Disabled workers may lose their Social Security Disability Insurance (SSDI) benefits for many reasons: returning to substantial employment, reaching their full retirement age or being declared not disabled by the SSA. What many SSDI recipients do not realize is these are only the main reasons SSDI benefits may be terminated. There are other less common reasons and this blog will address each one.

English: Concertina razor wire at a prison

1.    There is an outstanding warrant for your arrest.


SSDI recipients who have an outstanding arrest warrant issued for a felony offense may lose their SSDI benefits. Warrants can include any of the following: escape from police custody, flight-escape, or flight to avoid prosecution or confinement.

According to the SSA,“you cannot receive regular retirement, survivors, or disability benefits, or any underpayments you may be due, for any month in which there is an outstanding arrest warrant for any of these felony offenses.”

2.    You violate the conditions of your parole

SSDI recipients cannot receive SSDI benefits for any month in which they have violated the conditions of their parole.

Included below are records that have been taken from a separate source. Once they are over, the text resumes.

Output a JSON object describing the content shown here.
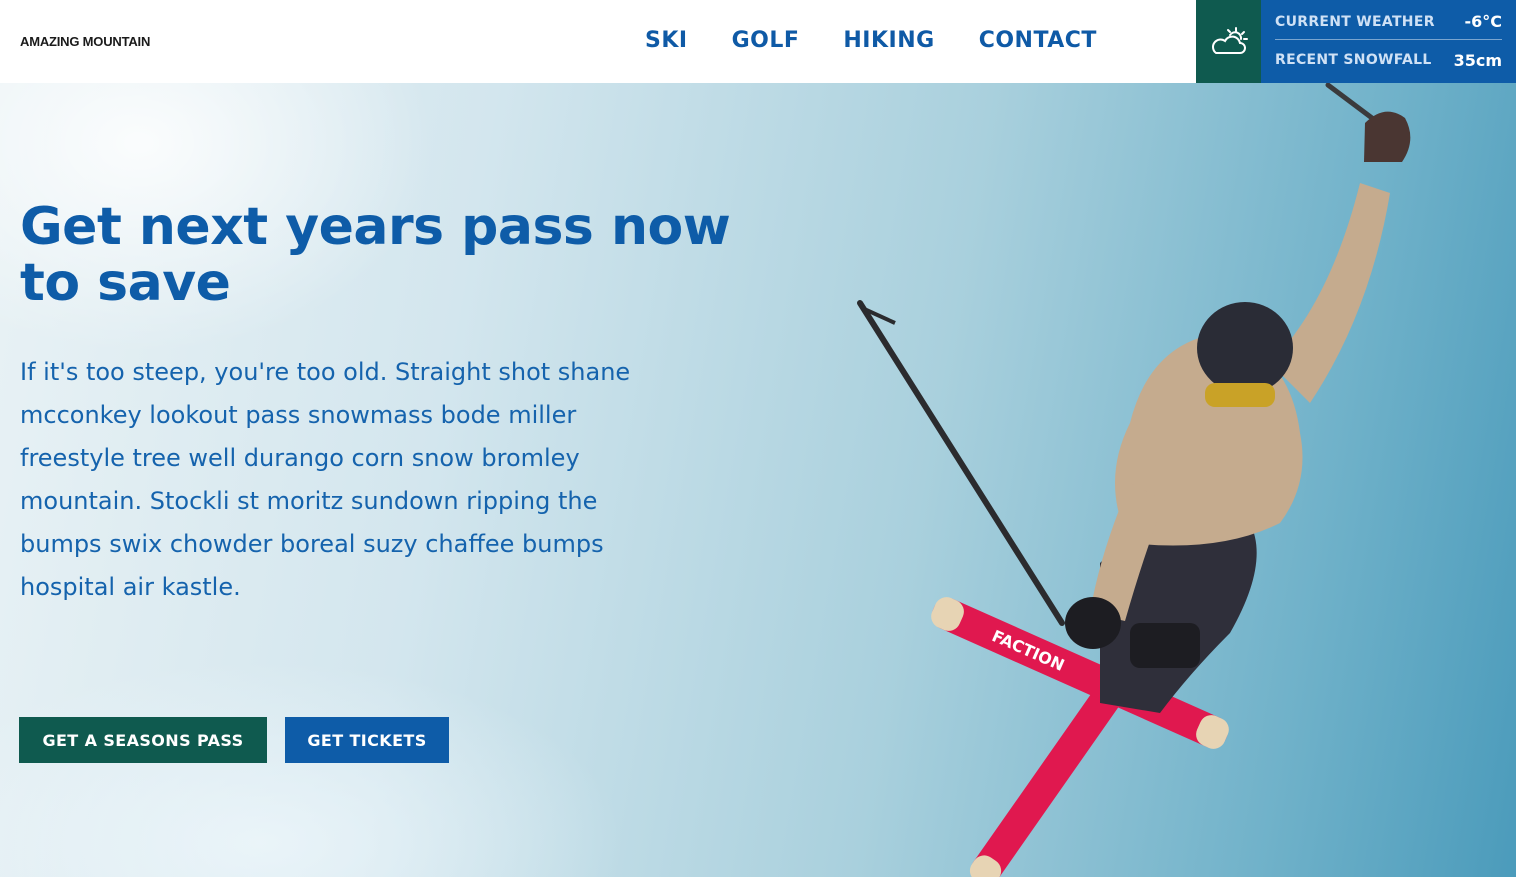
{
  "header": {
    "logo": "AMAZING MOUNTAIN",
    "nav": [
      "SKI",
      "GOLF",
      "HIKING",
      "CONTACT"
    ],
    "weather_icon": "partly-cloudy-icon",
    "weather": {
      "current_label": "CURRENT WEATHER",
      "current_value": "-6°C",
      "snow_label": "RECENT SNOWFALL",
      "snow_value": "35cm"
    }
  },
  "hero": {
    "headline": "Get next years pass now to save",
    "body": "If it's too steep, you're too old. Straight shot shane mcconkey lookout pass snowmass bode miller freestyle tree well durango corn snow bromley mountain. Stockli st moritz sundown ripping the bumps swix chowder boreal suzy chaffee bumps hospital air kastle.",
    "buttons": {
      "pass": "GET A SEASONS PASS",
      "tickets": "GET TICKETS"
    },
    "ski_brand": "FACTION"
  },
  "colors": {
    "primary_blue": "#0e5ca8",
    "dark_green": "#0f5a4f",
    "ski_red": "#e0184f"
  }
}
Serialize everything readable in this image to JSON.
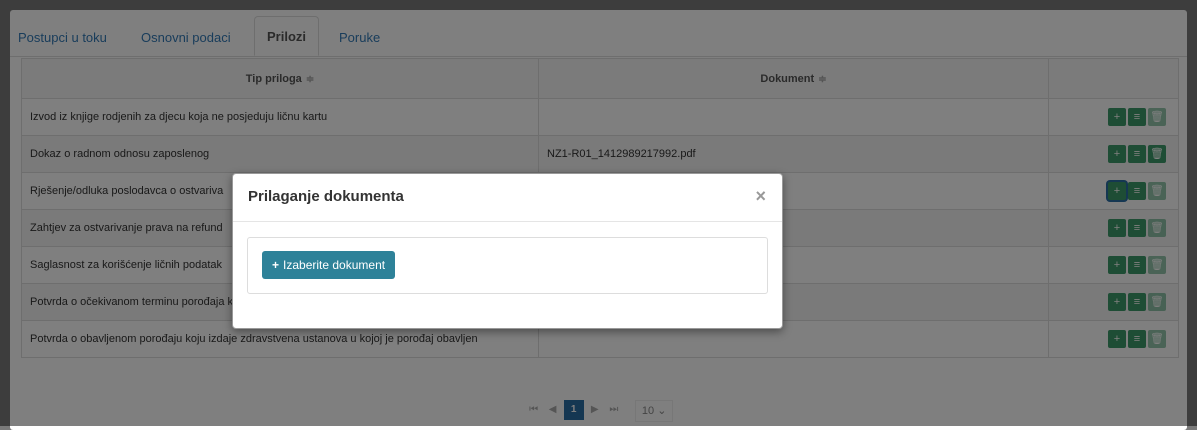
{
  "tabs": [
    {
      "label": "Postupci u toku"
    },
    {
      "label": "Osnovni podaci"
    },
    {
      "label": "Prilozi"
    },
    {
      "label": "Poruke"
    }
  ],
  "table": {
    "headers": {
      "tip": "Tip priloga",
      "dokument": "Dokument",
      "sort_icon": "≑"
    },
    "rows": [
      {
        "tip": "Izvod iz knjige rodjenih za djecu koja ne posjeduju ličnu kartu",
        "dokument": ""
      },
      {
        "tip": "Dokaz o radnom odnosu zaposlenog",
        "dokument": "NZ1-R01_1412989217992.pdf"
      },
      {
        "tip": "Rješenje/odluka poslodavca o ostvariva",
        "dokument": ""
      },
      {
        "tip": "Zahtjev za ostvarivanje prava na refund",
        "dokument": ""
      },
      {
        "tip": "Saglasnost za korišćenje ličnih podatak",
        "dokument": ""
      },
      {
        "tip": "Potvrda o očekivanom terminu porođaja koju izdaje izabrani ginekolog",
        "dokument": ""
      },
      {
        "tip": "Potvrda o obavljenom porođaju koju izdaje zdravstvena ustanova u kojoj je porođaj obavljen",
        "dokument": ""
      }
    ],
    "action_icons": {
      "add": "+",
      "list": "≡",
      "delete": "🗑"
    }
  },
  "pager": {
    "first": "⏮",
    "prev": "◀",
    "current": "1",
    "next": "▶",
    "last": "⏭",
    "page_size": "10"
  },
  "modal": {
    "title": "Prilaganje dokumenta",
    "close": "×",
    "choose_button": "Izaberite dokument",
    "choose_icon": "+"
  },
  "colors": {
    "action_green": "#3d9a6a",
    "choose_button": "#2e8299",
    "pager_active": "#2a6ea5"
  }
}
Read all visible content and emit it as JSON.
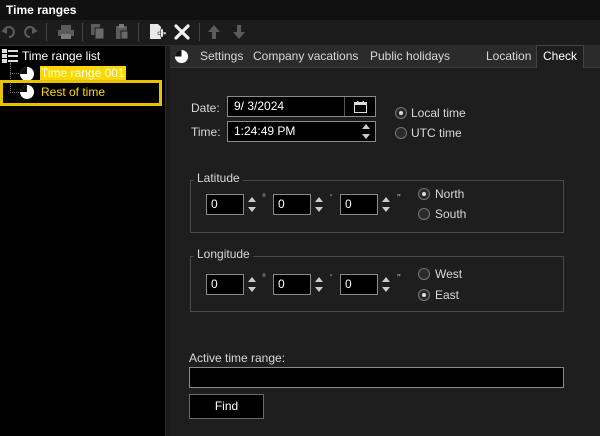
{
  "window": {
    "title": "Time ranges"
  },
  "toolbar": {
    "buttons": [
      {
        "icon": "undo-icon"
      },
      {
        "icon": "redo-icon"
      },
      {
        "icon": "print-icon"
      },
      {
        "icon": "copy-icon"
      },
      {
        "icon": "paste-icon"
      },
      {
        "icon": "new-document-icon"
      },
      {
        "icon": "delete-icon"
      },
      {
        "icon": "arrow-up-icon"
      },
      {
        "icon": "arrow-down-icon"
      }
    ]
  },
  "tree": {
    "root_label": "Time range list",
    "items": [
      {
        "label": "Time range 001",
        "highlighted": true
      },
      {
        "label": "Rest of time",
        "selected": true
      }
    ]
  },
  "tabs": [
    {
      "label": "Settings"
    },
    {
      "label": "Company vacations"
    },
    {
      "label": "Public holidays"
    },
    {
      "label": "Location"
    },
    {
      "label": "Check",
      "active": true
    }
  ],
  "check": {
    "date_label": "Date:",
    "date_value": "9/  3/2024",
    "time_label": "Time:",
    "time_value": "1:24:49 PM",
    "local_time_label": "Local time",
    "utc_time_label": "UTC time",
    "time_mode": "local",
    "latitude": {
      "label": "Latitude",
      "degrees": "0",
      "minutes": "0",
      "seconds": "0",
      "deg_symbol": "°",
      "min_symbol": "'",
      "sec_symbol": "''",
      "north_label": "North",
      "south_label": "South",
      "selected": "north"
    },
    "longitude": {
      "label": "Longitude",
      "degrees": "0",
      "minutes": "0",
      "seconds": "0",
      "deg_symbol": "°",
      "min_symbol": "'",
      "sec_symbol": "''",
      "west_label": "West",
      "east_label": "East",
      "selected": "east"
    },
    "active_range_label": "Active time range:",
    "active_range_value": "",
    "find_label": "Find"
  },
  "colors": {
    "highlight_yellow": "#ffd700",
    "selection_frame": "#e6c200",
    "background": "#1e1e1e",
    "panel_black": "#000000"
  }
}
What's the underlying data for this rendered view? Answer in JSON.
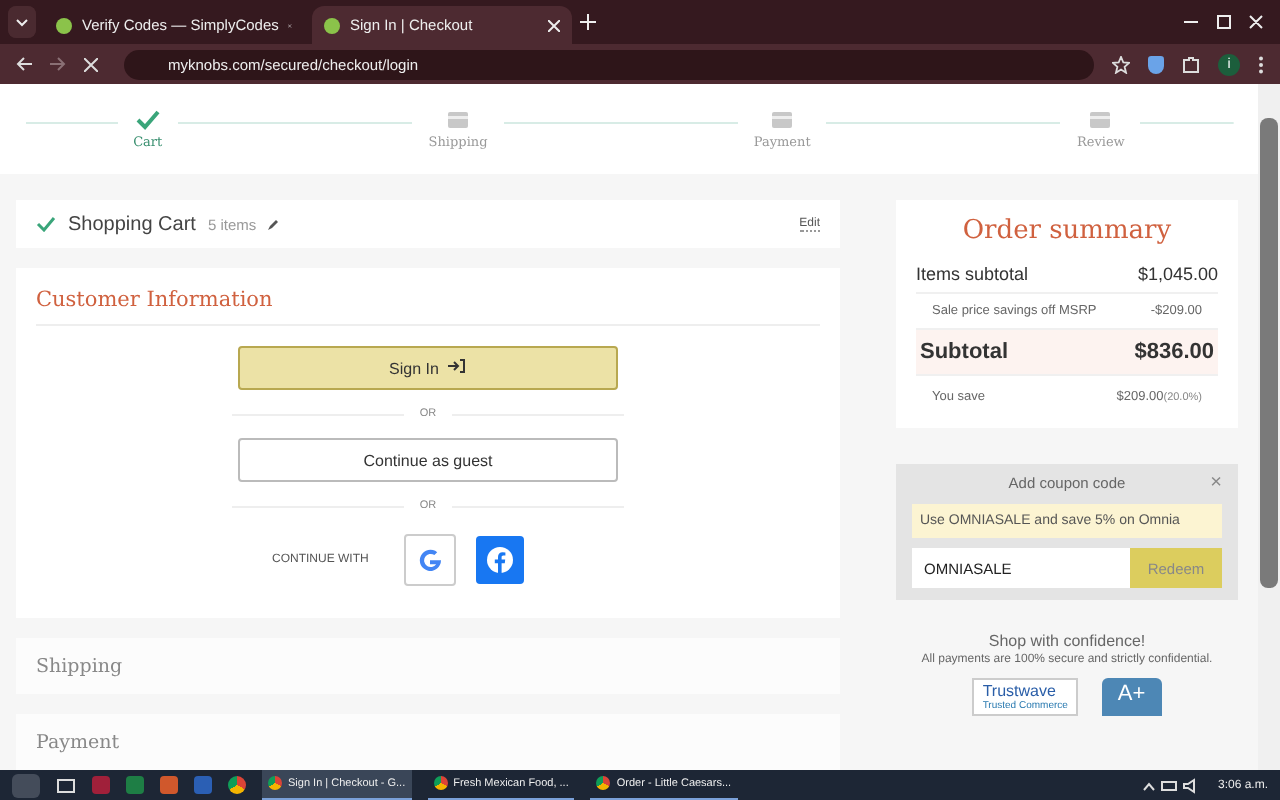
{
  "browser": {
    "tabs": [
      {
        "title": "Verify Codes — SimplyCodes",
        "selected": false
      },
      {
        "title": "Sign In | Checkout",
        "selected": true
      }
    ],
    "url": "myknobs.com/secured/checkout/login",
    "profile_initial": "i"
  },
  "steps": [
    {
      "label": "Cart",
      "done": true
    },
    {
      "label": "Shipping",
      "done": false
    },
    {
      "label": "Payment",
      "done": false
    },
    {
      "label": "Review",
      "done": false
    }
  ],
  "cart": {
    "title": "Shopping Cart",
    "count": "5 items",
    "edit": "Edit"
  },
  "customer": {
    "title": "Customer Information",
    "sign_in": "Sign In",
    "or_1": "OR",
    "guest": "Continue as guest",
    "or_2": "OR",
    "continue_with": "CONTINUE WITH"
  },
  "sections": [
    "Shipping",
    "Payment"
  ],
  "summary": {
    "title": "Order summary",
    "rows": [
      {
        "kind": "main",
        "label": "Items subtotal",
        "value": "$1,045.00"
      },
      {
        "kind": "minor",
        "label": "Sale price savings off MSRP",
        "value": "-$209.00"
      },
      {
        "kind": "total",
        "label": "Subtotal",
        "value": "$836.00"
      },
      {
        "kind": "save",
        "label": "You save",
        "value": "$209.00",
        "note": "(20.0%)"
      }
    ]
  },
  "coupon": {
    "title": "Add coupon code",
    "close": "×",
    "promo": "Use OMNIASALE and save 5% on Omnia",
    "value": "OMNIASALE",
    "button": "Redeem"
  },
  "confidence": {
    "title": "Shop with confidence!",
    "text": "All payments are 100% secure and strictly confidential.",
    "trust_1": "Trustwave",
    "trust_2": "Trusted Commerce",
    "bbb": "A+"
  },
  "taskbar": {
    "windows": [
      {
        "title": "Sign In | Checkout - G...",
        "selected": true
      },
      {
        "title": "Fresh Mexican Food, ...",
        "selected": false
      },
      {
        "title": "Order - Little Caesars...",
        "selected": false
      }
    ],
    "time": "3:06 a.m."
  }
}
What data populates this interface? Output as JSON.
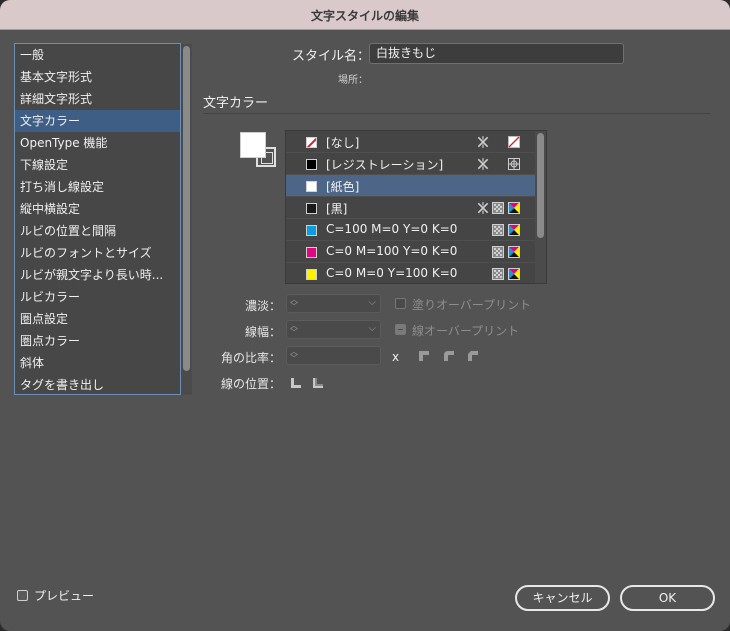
{
  "window": {
    "title": "文字スタイルの編集"
  },
  "sidebar": {
    "items": [
      {
        "label": "一般"
      },
      {
        "label": "基本文字形式"
      },
      {
        "label": "詳細文字形式"
      },
      {
        "label": "文字カラー",
        "selected": true
      },
      {
        "label": "OpenType 機能"
      },
      {
        "label": "下線設定"
      },
      {
        "label": "打ち消し線設定"
      },
      {
        "label": "縦中横設定"
      },
      {
        "label": "ルビの位置と間隔"
      },
      {
        "label": "ルビのフォントとサイズ"
      },
      {
        "label": "ルビが親文字より長い時..."
      },
      {
        "label": "ルビカラー"
      },
      {
        "label": "圏点設定"
      },
      {
        "label": "圏点カラー"
      },
      {
        "label": "斜体"
      },
      {
        "label": "タグを書き出し"
      }
    ]
  },
  "style_name": {
    "label": "スタイル名：",
    "value": "白抜きもじ"
  },
  "location": {
    "label": "場所："
  },
  "section": {
    "title": "文字カラー"
  },
  "swatches": [
    {
      "name": "[なし]",
      "color": "none",
      "noedit": true,
      "type_icon": "none-icon"
    },
    {
      "name": "[レジストレーション]",
      "color": "#000000",
      "noedit": true,
      "type_icon": "registration-icon"
    },
    {
      "name": "[紙色]",
      "color": "#ffffff",
      "selected": true
    },
    {
      "name": "[黒]",
      "color": "#1a1a1a",
      "noedit": true,
      "type_icon": "process-icon",
      "mode_icon": "cmyk-icon"
    },
    {
      "name": "C=100 M=0 Y=0 K=0",
      "color": "#0a9ee0",
      "type_icon": "process-icon",
      "mode_icon": "cmyk-icon"
    },
    {
      "name": "C=0 M=100 Y=0 K=0",
      "color": "#e0087e",
      "type_icon": "process-icon",
      "mode_icon": "cmyk-icon"
    },
    {
      "name": "C=0 M=0 Y=100 K=0",
      "color": "#fff100",
      "type_icon": "process-icon",
      "mode_icon": "cmyk-icon"
    }
  ],
  "controls": {
    "tint_label": "濃淡：",
    "tint_value": "",
    "overprint_fill_label": "塗りオーバープリント",
    "stroke_weight_label": "線幅：",
    "stroke_weight_value": "",
    "overprint_stroke_label": "線オーバープリント",
    "miter_label": "角の比率：",
    "miter_value": "",
    "miter_x": "x",
    "stroke_align_label": "線の位置："
  },
  "footer": {
    "preview_label": "プレビュー",
    "cancel_label": "キャンセル",
    "ok_label": "OK"
  },
  "colors": {
    "selection": "#3f5e86",
    "dialog_bg": "#535353",
    "titlebar": "#d9c9cb"
  }
}
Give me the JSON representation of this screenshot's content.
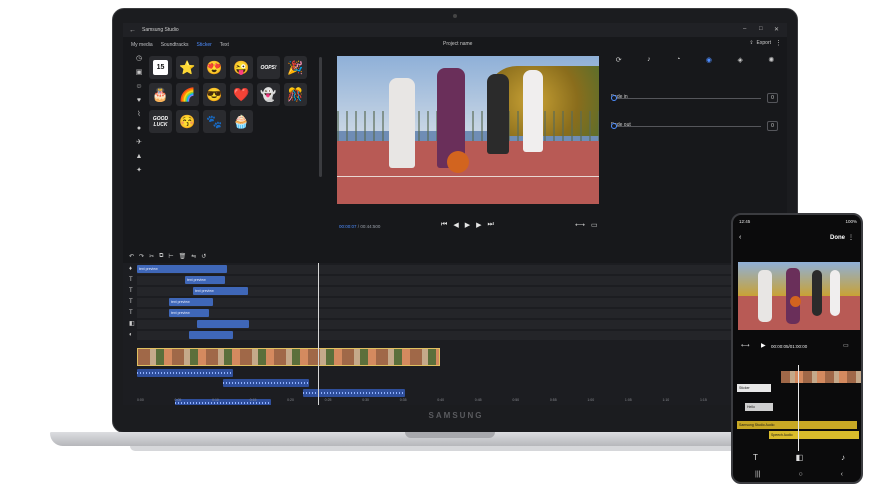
{
  "app": {
    "title": "Samsung Studio",
    "project_name": "Project name",
    "export_label": "Export",
    "tabs": [
      {
        "label": "My media"
      },
      {
        "label": "Soundtracks"
      },
      {
        "label": "Sticker"
      },
      {
        "label": "Text"
      }
    ],
    "active_tab": "Sticker"
  },
  "stickers": [
    {
      "kind": "badge",
      "text": "15"
    },
    {
      "kind": "emoji",
      "glyph": "⭐"
    },
    {
      "kind": "emoji",
      "glyph": "😍"
    },
    {
      "kind": "emoji",
      "glyph": "😜"
    },
    {
      "kind": "text",
      "text": "OOPS!"
    },
    {
      "kind": "emoji",
      "glyph": "🎉"
    },
    {
      "kind": "emoji",
      "glyph": "🎂"
    },
    {
      "kind": "emoji",
      "glyph": "🌈"
    },
    {
      "kind": "emoji",
      "glyph": "😎"
    },
    {
      "kind": "emoji",
      "glyph": "❤️"
    },
    {
      "kind": "emoji",
      "glyph": "👻"
    },
    {
      "kind": "emoji",
      "glyph": "🎊"
    },
    {
      "kind": "text",
      "text": "GOOD LUCK"
    },
    {
      "kind": "emoji",
      "glyph": "😚"
    },
    {
      "kind": "emoji",
      "glyph": "🐾"
    },
    {
      "kind": "emoji",
      "glyph": "🧁"
    }
  ],
  "sticker_categories": [
    "clock-icon",
    "badge-icon",
    "smile-icon",
    "heart-icon",
    "bone-icon",
    "ball-icon",
    "plane-icon",
    "party-icon",
    "sparkle-icon"
  ],
  "player": {
    "current_time": "00:00:07",
    "total_time": "00:44:500"
  },
  "audio_panel": {
    "icons": [
      "rotate-icon",
      "volume-icon",
      "speed-icon",
      "audio-icon",
      "filter-icon",
      "effects-icon"
    ],
    "fade_in": {
      "label": "Fade in",
      "value": "0"
    },
    "fade_out": {
      "label": "Fade out",
      "value": "0"
    }
  },
  "timeline": {
    "track_icons": [
      "sticker-icon",
      "text-icon",
      "text-icon",
      "text-icon",
      "text-icon",
      "sticker-icon",
      "sticker-icon"
    ],
    "clip_label": "text preview",
    "ruler": [
      "0:00",
      "0:05",
      "0:10",
      "0:15",
      "0:20",
      "0:25",
      "0:30",
      "0:35",
      "0:40",
      "0:45",
      "0:50",
      "0:55",
      "1:00",
      "1:05",
      "1:10",
      "1:15"
    ]
  },
  "phone": {
    "time": "12:45",
    "battery": "100%",
    "done_label": "Done",
    "timecode": "00:00:05/01:00:00",
    "lanes": [
      {
        "label": "Sticker"
      },
      {
        "label": "Hello"
      },
      {
        "label": "Samsung Studio Audio"
      },
      {
        "label": "Speech Audio"
      }
    ]
  },
  "brand": "SAMSUNG"
}
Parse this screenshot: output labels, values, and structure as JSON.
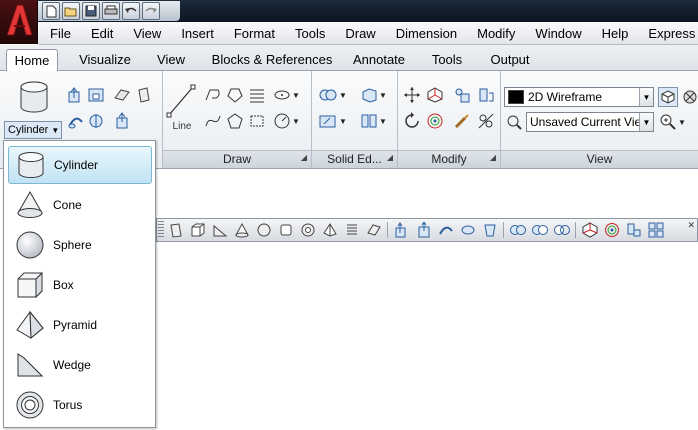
{
  "menubar": {
    "items": [
      "File",
      "Edit",
      "View",
      "Insert",
      "Format",
      "Tools",
      "Draw",
      "Dimension",
      "Modify",
      "Window",
      "Help",
      "Express"
    ]
  },
  "ribbon_tabs": {
    "items": [
      "Home",
      "Visualize",
      "View",
      "Blocks & References",
      "Annotate",
      "Tools",
      "Output"
    ],
    "active": "Home"
  },
  "ribbon": {
    "modeling": {
      "current_primitive": "Cylinder"
    },
    "draw": {
      "title": "Draw",
      "line_label": "Line"
    },
    "solid_editing": {
      "title": "Solid Ed..."
    },
    "modify": {
      "title": "Modify"
    },
    "view": {
      "title": "View",
      "visual_style": "2D Wireframe",
      "named_view": "Unsaved Current Vie"
    }
  },
  "primitive_menu": {
    "items": [
      {
        "label": "Cylinder",
        "icon": "cylinder-icon",
        "selected": true
      },
      {
        "label": "Cone",
        "icon": "cone-icon"
      },
      {
        "label": "Sphere",
        "icon": "sphere-icon"
      },
      {
        "label": "Box",
        "icon": "box-icon"
      },
      {
        "label": "Pyramid",
        "icon": "pyramid-icon"
      },
      {
        "label": "Wedge",
        "icon": "wedge-icon"
      },
      {
        "label": "Torus",
        "icon": "torus-icon"
      }
    ]
  },
  "colors": {
    "accent": "#c1e3f3",
    "app_button": "#b01d1d",
    "title_bar": "#15212f"
  }
}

3.    You are convicted of a criminal offense


SSDI recipients will not receive SSDI benefits while they are in prison if they have been convicted of a criminal offense. If your family is receiving SSDI auxiliary benefits they generally will continue to receive these benefits.

4.    Confined to an institution because of a criminal offense.


What about the individual who has committed a criminal offense but who has been found either incompetent to stand trial or no guilty due to reason of insanity? The Federal Government will not continue to pay them SSDI benefits if they have committed a criminal offense and they are confined to an institution.

5.    You have left the United States and travelled abroad

If you are receiving SSDI benefits and decide to move or travel abroad the U.S. Government can generally continue to send you your SSDI payments. According to the SSA, there are several governments, however, who do not allow SSDI payment to continue. These countries include Cambodia, Cuba, North Korea, Vietnam and areas that were in the former Soviet Union (other than Armenia, Estonia, Latvia, Lithuania and Russia). There may be some exceptions, although currently no payments are sent to North Korea or Cuba. Talk to the SSA at 1-800-772-1213 if you have questions. There is specific information the SSA needs to process your disability claims.

For more information, ask for Your Payments While You Are Outside The United States (Publication No. 05-10137).

6.    Your citizenship changes

If your citizenship chances you need to contact the SSA and notify them.

7.    If a beneficiary dies

If you are receiving SSDI auxiliary benefits and the disabled worker dies you need to notify the SSA. It may be possible for you to receive Social Security survivor benefits

, but communication with the SSA is imperative to avoid overpayment.